Dual Deterrence: A New Taiwan Strategy
After an extremely narrow reelection victory, Taiwanese president Chen Shui-bian has revealed his true colors, indicating he will continue to advance the cause of Taiwan's independence. The United States needs to change its approach toward Taiwan to keep Chen's agenda in check and avoid a cross-Strait military conflict.
During the period immediately before the March 20 election, debates raged over whether Chen was stoking Taiwanese nationalism solely to help his electoral chances or out of genuine conviction to lead Taiwan toward independence. After his election victory by less than 30,000 votes, and now that he is free of any future electoral constraints, Chen's intentions are clear. He told the Washington Post in Taipei on Monday, "The fundamental reason I won this presidential election . . . is because there is a rising Taiwan identity and it has been solidified.
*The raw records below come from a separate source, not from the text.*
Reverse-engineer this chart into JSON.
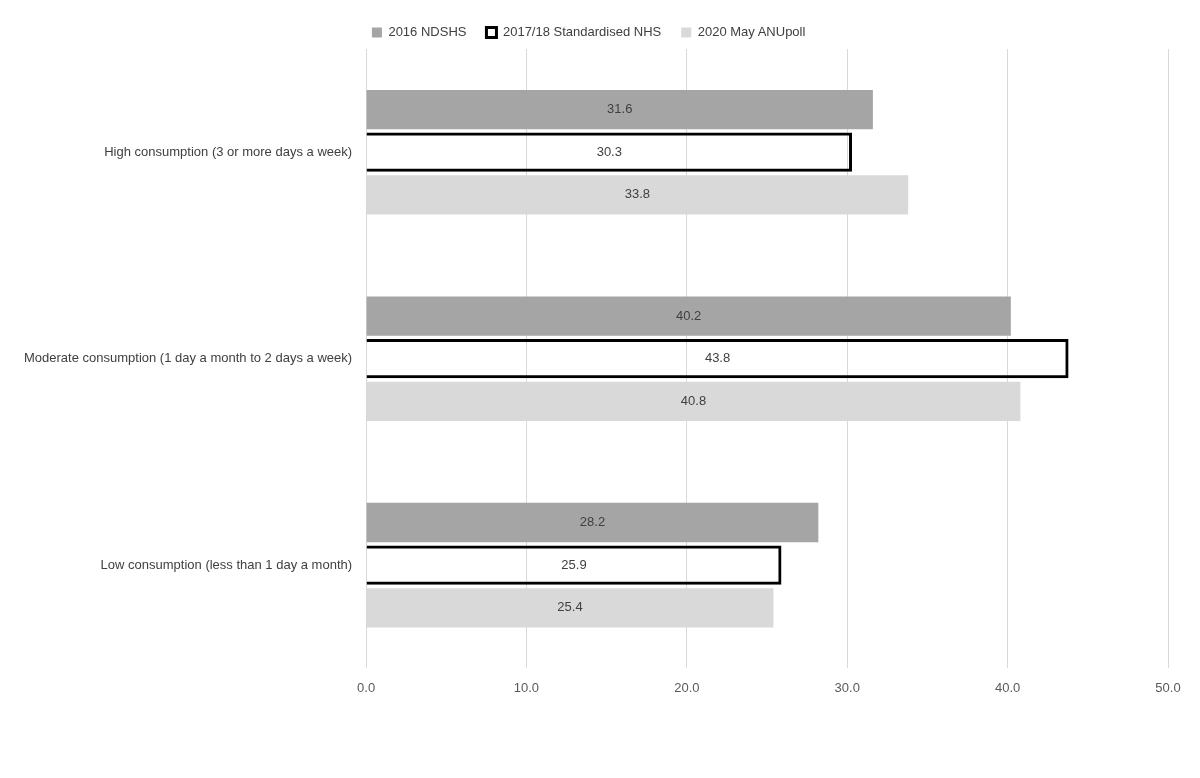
{
  "chart_data": {
    "type": "bar",
    "orientation": "horizontal",
    "categories": [
      "High consumption (3 or more days a week)",
      "Moderate consumption (1 day a month to 2 days a week)",
      "Low consumption (less than 1 day a month)"
    ],
    "series": [
      {
        "name": "2016 NDSHS",
        "color": "#a5a5a5",
        "values": [
          31.6,
          40.2,
          28.2
        ]
      },
      {
        "name": "2017/18 Standardised NHS",
        "color": "#000000",
        "values": [
          30.3,
          43.8,
          25.9
        ]
      },
      {
        "name": "2020 May ANUpoll",
        "color": "#d9d9d9",
        "values": [
          33.8,
          40.8,
          25.4
        ]
      }
    ],
    "xlim": [
      0,
      50
    ],
    "xticks": [
      {
        "value": 0,
        "label": "0.0"
      },
      {
        "value": 10,
        "label": "10.0"
      },
      {
        "value": 20,
        "label": "20.0"
      },
      {
        "value": 30,
        "label": "30.0"
      },
      {
        "value": 40,
        "label": "40.0"
      },
      {
        "value": 50,
        "label": "50.0"
      }
    ],
    "grid": "x",
    "legend": "top",
    "data_labels": true
  }
}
I think the Beijing authorities should take heed of this fact and accept the reality." Chen added, "I think we have reached an internal consensus that insists upon Taiwan being an independent, sovereign country."
Chen's statements reveal that he has misread his electoral mandate, misread the meaning of sovereignty, and misread attitudes in Beijing and Washington. The United States has a strongly compelling interest in changing its approach toward Taiwan to keep Chen from entangling the United States in a military conflict with China. Because the United States has become less ambiguous in its commitment to Taiwan's defense, any use of Chinese military force will probably provoke an American naval response. Because China will undoubtedly be the first mover in this action-reaction cycle, the United States will not be able to decide upon the timing of the conflict. At stake are thousands of American lives, the economic prosperity of perhaps the entire Asia-Pacific region, the enormous volume of American trade with China and investment in China, and U.S. strategic cooperation with China on North Korea, terrorism, and nonproliferation. These stakes are momentous, but without influence over both Taiwan and China the United States will have little control over events.
The "one China" policy, which acknowledges that Chinese on both sides of the Taiwan Strait believe there is "one China, and that Taiwan is a part of China," has remained the foundation of U.S.-China relations since it was negotiated by Richard Nixon and Henry Kissinger in 1972. After normalization of relations with China in 1979, Congress passed the Taiwan Relations Act to reaffirm Washington's commitment to Taiwanese security. Since 1979, Taiwan has become a fully democratic polity, and has witnessed a historic handover of power to Chen's Democratic Progressive Party. Despite tensions, the "one China" formula has produced a relatively stable cross-Strait environment over the past thirty years.
China's resolve to reunite Taiwan with the mainland, through military force if necessary, should not be understated. The concept of the indivisibility of the Chinese nation has deep historical roots and contemporary political implications. Chinese leaders not only fear the domino effect that the loss of Taiwan could create in Tibet, Xinjiang, Inner Mongolia, and Hong Kong, but also the loss of legitimacy for the Chinese Communist Party (CCP). Few observers of China believe the CCP could survive an independent Taiwan. For the Chinese leadership, compared to the possibility of losing power, military action to prevent the loss of Taiwan is not only possible but probable. Conflict between the United States and China over Taiwan is not inevitable. Perceptions of stability are critical to maintain stability. Beijing is not aiming to reclaim Taiwan immediately, but to maintain reunification as a political option. If Beijing perceives that Taiwan's leadership will never permit reunification, the Chinese leadership could conclude that military force is the only acceptable option.